Brown bagging, however, is fraught with potential liability issues. After a medication is dispensed to a patient, the physician and hospital have no way to confirm that the drug was handled or stored properly prior to administration. As a result, the safety and integrity of the medication is not assured. “Pharmacists, in particular, often have a very low level of comfort accepting a medication that has been in the patient’s possession and then taking responsibility for administration,” adds Rice.
White bagging eliminates the risk of improper handling and storage. Compared to buy-and-bill, white bagging removes the financial risk and carrying costs and lowers the administrative challenges associated with managing a drug inventory on-site, seeking payer reimbursements and collecting co-payments from patients.

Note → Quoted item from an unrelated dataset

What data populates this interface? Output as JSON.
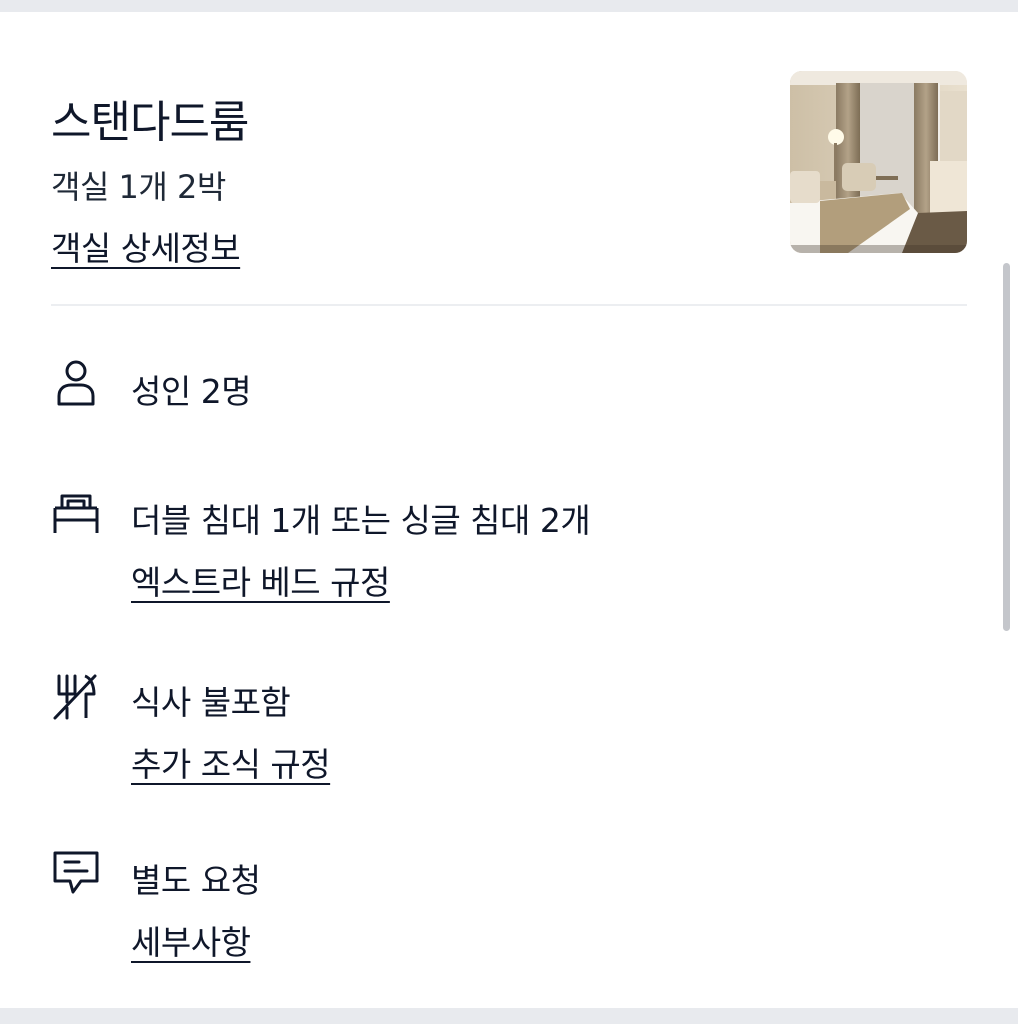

However, a health system can only bill for administration of the medication and must absorb handling and storage costs. Product waste also challenges white bagging because, to minimize delays, the specialty pharmacy typically sends enough product for multiple doses. If the patient experiences an adverse event, gets discontinued or moves on to a new medication, the drug can’t be used for anyone else.
Striking a risk/reward balance
Clear bagging aims to spread the risk and benefit of specialty drug acquisition across the payer, provider and patient. This approach requires a health system to have specialty pharmacy capabilities in order to acquire and dispense specialty medications. For those health systems that don’t already have access to full-service in-system specialty pharmacy services, it may be something worth exploring. However, there may be payer or manufacturer requirements for accreditation in order to obtain access to some products. Also, negotiating payer contracts to include specialty pharmacy services has been challenging, due to payer relationships with the established specialty pharmacies.
“Clear bagging goes almost back to buy-and-bill, but moves billing and payment to the front of the process, while securing reimbursement at known terms, usually with quicker turnaround. The provider processes the claim before the patient receives the drug,” says Rice. “This is beneficial to the payer because they receive the patient- and therapy-level detail for benefit investigation and prior authorization.”
With clear bagging, while the drug belongs to the health system pharmacy before a claim is processed, it enables the organization to retain inventory control with a just-in-time (JIT) inventory strategy. The approach minimizes waste because the medication is not allocated to the patient until he or she is ready to receive it. Having the drug available in-house eliminates treatment delays associated with mail order specialty pharmacies, potentially improving outcomes.
To determine whether clear bagging may be the right approach for your organization, create a list of your high-dollar, specialty medications and evaluate whether you have enough patient volume to support in-house specialty pharmacy dispensing capabilities. Also examine your internal and operational systems. For example, does your pharmacy have the ability to process claims and access pharmacy benefits managers?
A seat at the table
When it comes to specialty medications, it’s important for health systems to understand the costs associated with high-priced drugs and whether they are taking on excessive liability associated with those drugs, and then act to change things. “Typically, payers are trying to pass as much of the specialty medication risk to the facility as possible,” adds Rice. “Health systems must take an active role in negotiating payer contracts and make sure the contract terms are favorable to the institution and its patients.”